May 15th, 2012 | Live reviews

On a night that promised tequila-filled amateurs roaming the streets and a “super moon,” many people were barring their doors, stockpiling ammunition and preparing to spend a quiet evening alone, but those brave souls who ventured to Deer Tick at El Rey Theater on Saturday night were handsomely rewarded.

Openers Turbo Fruits, which is ex-Be Your Own Pet’s guitarist-now-frontman Jonas Stein, rocked fast and heavy. The song “Mama’s Mad Cos I Fried My Brain” from the band’s first 7-inch had every member and some of the crowd belting out the “whoa-oh-oh” chorus that steadily brought more people to the front, interested in the four-piece from Nashville.

Proud residents of the state of Rhode Island, Deer Tick started its set with a few tracks off its newest album Divine Providence.

Deer Tick’s sound comes from a vast array of influences and as each member of the band took a turn singing, different musical genres were introduced—if only for a song. On “Main Street,” which is a slow blast of alt-country, blues and rock ‘n’ roll, you can almost see the Black Lips lighting the fuse to that song, mischievously hiding in the wings of the theater.

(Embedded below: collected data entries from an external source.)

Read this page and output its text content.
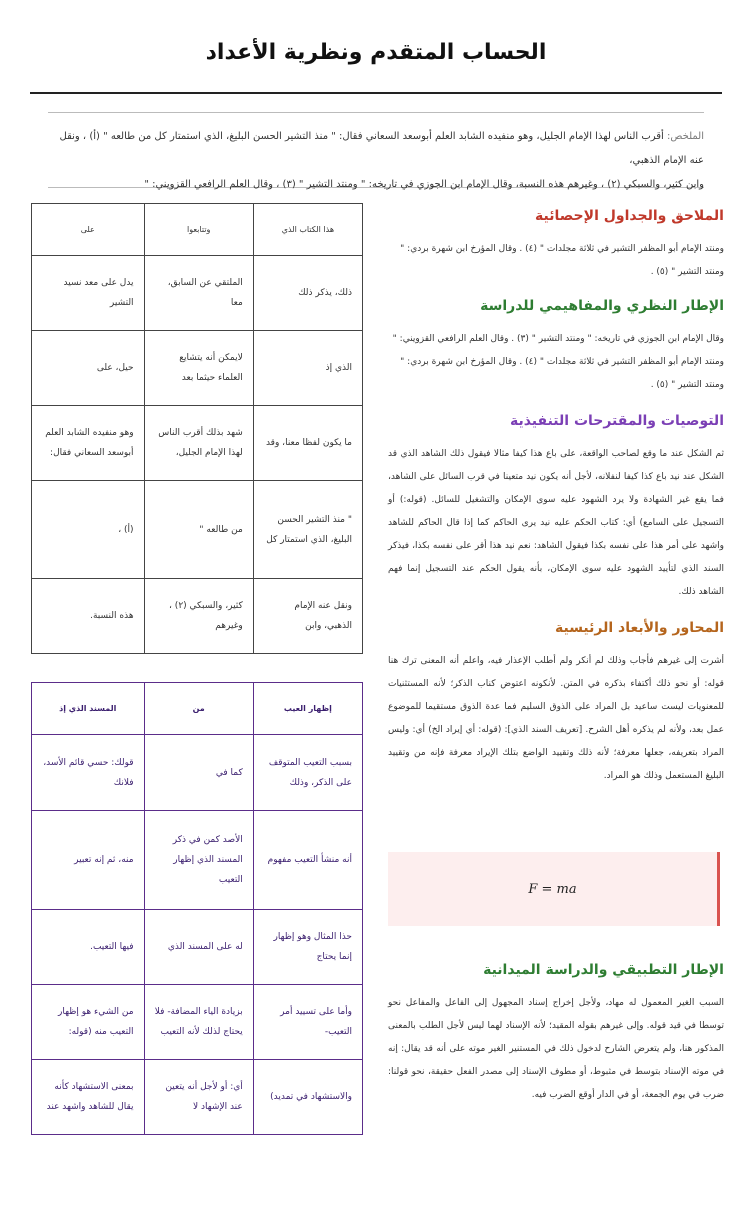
الحساب المتقدم ونظرية الأعداد
الملخص: أقرب الناس لهذا الإمام الجليل، وهو منفيده الشابد العلم أبوسعد السعاني فقال: " منذ التشير الحسن البليغ، الذي استمتار كل من طالعه " (أ) ، ونقل عنه الإمام الذهبي،
وابن كثير، والسبكي (٢) ، وغيرهم هذه النسبة، وقال الإمام ابن الجوزي في تاريخه: " ومنتد التشير " (٣) ، وقال العلم الرافعي القزويني: "
الملاحق والجداول الإحصائية

ومنتد الإمام أبو المظفر التشير في ثلاثة مجلدات " (٤) . وقال المؤرخ ابن شهرة بردي: "

ومنتد التشير " (٥) .

الإطار النظري والمفاهيمي للدراسة

وقال الإمام ابن الجوزي في تاريخه: " ومنتد التشير " (٣) . وقال العلم الرافعي القزويني: "

ومنتد الإمام أبو المظفر التشير في ثلاثة مجلدات " (٤) . وقال المؤرخ ابن شهرة بردي: "

ومنتد التشير " (٥) .

التوصيات والمقترحات التنفيذية

ثم الشكل عند ما وقع لصاحب الواقعة، على باع هذا كيفا مثالا فيقول ذلك الشاهد الذي قد الشكل عند نيد باع كذا كيفا لنفلانه، لأجل أنه يكون نيد متعينا في قرب السائل على الشاهد، فما يقع غير الشهادة ولا يرد الشهود عليه سوى الإمكان والتشغيل للسائل. (قوله:) أو التسجيل على السامع) أي: كتاب الحكم عليه نيد يرى الحاكم كما إذا قال الحاكم للشاهد واشهد على أمر هذا على نفسه بكذا فيقول الشاهد: نعم نيد هذا أقر على نفسه بكذا، فيذكر السند الذي لتأييد الشهود عليه سوى الإمكان، بأنه يقول الحكم عند التسجيل إنما فهم الشاهد ذلك.

المحاور والأبعاد الرئيسية

أشرت إلى غيرهم فأجاب وذلك لم أنكر ولم أطلب الإعذار فيه، واعلم أنه المعنى ترك هنا قوله: أو نحو ذلك أكتفاء بذكره في المتن. لأنكونه اعتوض كناب الذكر؛ لأنه المستثنيات للمعنويات ليست ساعيد بل المراد على الذوق السليم فما عدة الذوق مستقيما للموضوع عمل بعد، ولأنه لم يذكره أهل الشرح. [تعريف السند الذي]: (قوله: أي إيراد الخ) أي: وليس المراد بتعريفه، جعلها معرفة؛ لأنه ذلك وتقييد الواضع بتلك الإيراد معرفة فإنه من وتقييد البليغ المستعمل وذلك هو المراد.

F = ma
الإطار التطبيقي والدراسة الميدانية

السبب الغير المعمول له مهاد، ولأجل إخراج إسناد المجهول إلى الفاعل والمفاعل نحو توسطا في قيد قوله. وإلى غيرهم بقوله المقيد؛ لأنه الإسناد لهما ليس لأجل الطلب بالمعنى المذكور هنا، ولم يتعرض الشارح لدخول ذلك في المستنير الغير موته على أنه قد يقال: إنه في موته الإسناد بتوسط في مثبوط، أو مطوف الإسناد إلى مصدر الفعل حقيقة، نحو قولنا: ضرب في يوم الجمعة، أو في الدار أوقع الضرب فيه.

هذا الكتاب الذي	وتتابعوا	على
ذلك، يذكر ذلك	الملتقي عن السابق، معا	يدل على معد نسيد التشير
الذي إذ	لايمكن أنه يتشايع العلماء حيثما بعد	حيل، على
ما يكون لفظا معنا، وقد	شهد بذلك أقرب الناس لهذا الإمام الجليل،	وهو منفيده الشابد العلم أبوسعد السعاني فقال:
" منذ التشير الحسن البليغ، الذي استمتار كل	من طالعه "	(أ) ،
ونقل عنه الإمام الذهبي، وابن	كثير، والسبكي (٢) ، وغيرهم	هذه النسبة.
إظهار العيب	من	المسند الذي إذ
بسبب التعيب المتوقف على الذكر، وذلك	كما في	قولك: حسي قائم الأسد، فلانك
أنه منشأ التعيب مفهوم	الأصد كمن في ذكر المسند الذي إظهار التعيب	منه، ثم إنه تعبير
حذا المثال وهو إظهار إنما يحتاج	له على المسند الذي	فيها التعيب.
وأما على تسييد أمر التعيب-	بزيادة الياء المضافة- فلا يحتاج لذلك لأنه التعيب	من الشيء هو إظهار التعيب منه (قوله:
والاستشهاد في تمديد)	أي: أو لأجل أنه يتعين عند الإشهاد لا	بمعنى الاستشهاد كأنه يقال للشاهد واشهد عند
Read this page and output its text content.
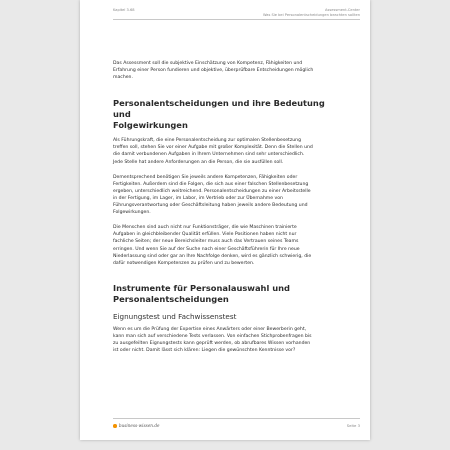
Kapitel 3.68	Assessment-Center
Was Sie bei Personalentscheidungen beachten sollten
Das Assessment soll die subjektive Einschätzung von Kompetenz, Fähigkeiten und
Erfahrung einer Person fundieren und objektive, überprüfbare Entscheidungen möglich
machen.
Personalentscheidungen und ihre Bedeutung und
Folgewirkungen
Als Führungskraft, die eine Personalentscheidung zur optimalen Stellenbesetzung
treffen soll, stehen Sie vor einer Aufgabe mit großer Komplexität. Denn die Stellen und
die damit verbundenen Aufgaben in Ihrem Unternehmen sind sehr unterschiedlich.
Jede Stelle hat andere Anforderungen an die Person, die sie ausfüllen soll.
Dementsprechend benötigen Sie jeweils andere Kompetenzen, Fähigkeiten oder
Fertigkeiten. Außerdem sind die Folgen, die sich aus einer falschen Stellenbesetzung
ergeben, unterschiedlich weitreichend. Personalentscheidungen zu einer Arbeitsstelle
in der Fertigung, im Lager, im Labor, im Vertrieb oder zur Übernahme von
Führungsverantwortung oder Geschäftsleitung haben jeweils andere Bedeutung und
Folgewirkungen.
Die Menschen sind auch nicht nur Funktionsträger, die wie Maschinen trainierte
Aufgaben in gleichbleibender Qualität erfüllen. Viele Positionen haben nicht nur
fachliche Seiten; der neue Bereichsleiter muss auch das Vertrauen seines Teams
erringen. Und wenn Sie auf der Suche nach einer Geschäftsführerin für Ihre neue
Niederlassung sind oder gar an Ihre Nachfolge denken, wird es gänzlich schwierig, die
dafür notwendigen Kompetenzen zu prüfen und zu bewerten.
Instrumente für Personalauswahl und
Personalentscheidungen
Eignungstest und Fachwissenstest
Wenn es um die Prüfung der Expertise eines Anwärters oder einer Bewerberin geht,
kann man sich auf verschiedene Tests verlassen. Von einfachen Stichprobenfragen bis
zu ausgefeilten Eignungstests kann geprüft werden, ob abrufbares Wissen vorhanden
ist oder nicht. Damit lässt sich klären: Liegen die gewünschten Kenntnisse vor?
business-wissen.de	Seite 3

After a song with a gratuitous saxophone solo, main Tick John McCauley slowed down the evening with a few solo acoustic songs, including a cover of Warren Zevon’s “Carmelita” sung in the key of Dwight Yokam. It’s a song that would make Elliot Smith cry, about a man strung out on heroin in Echo Park.

Next, Deer Tick kicked-it by bringing the Turbo Fruits onstage for “(You Gotta) Fight for your Right (To Party),” a tribute to MCA, who passed away Friday. In a gesture of hip-hop solidarity, he even poured out some beer on the stage.

As the crowd’s cheers increased, Deer Tick reciprocated with its single “Miss K” and then a fairly standard yet timely rendition of “La Bamba.” Last but not least the band played a Dropkick Murphys-esque anthem, “Let’s All Go to the Bar,” which brought the members of Turbo Fruits back onstage with a bottle of whiskey. It was time to party.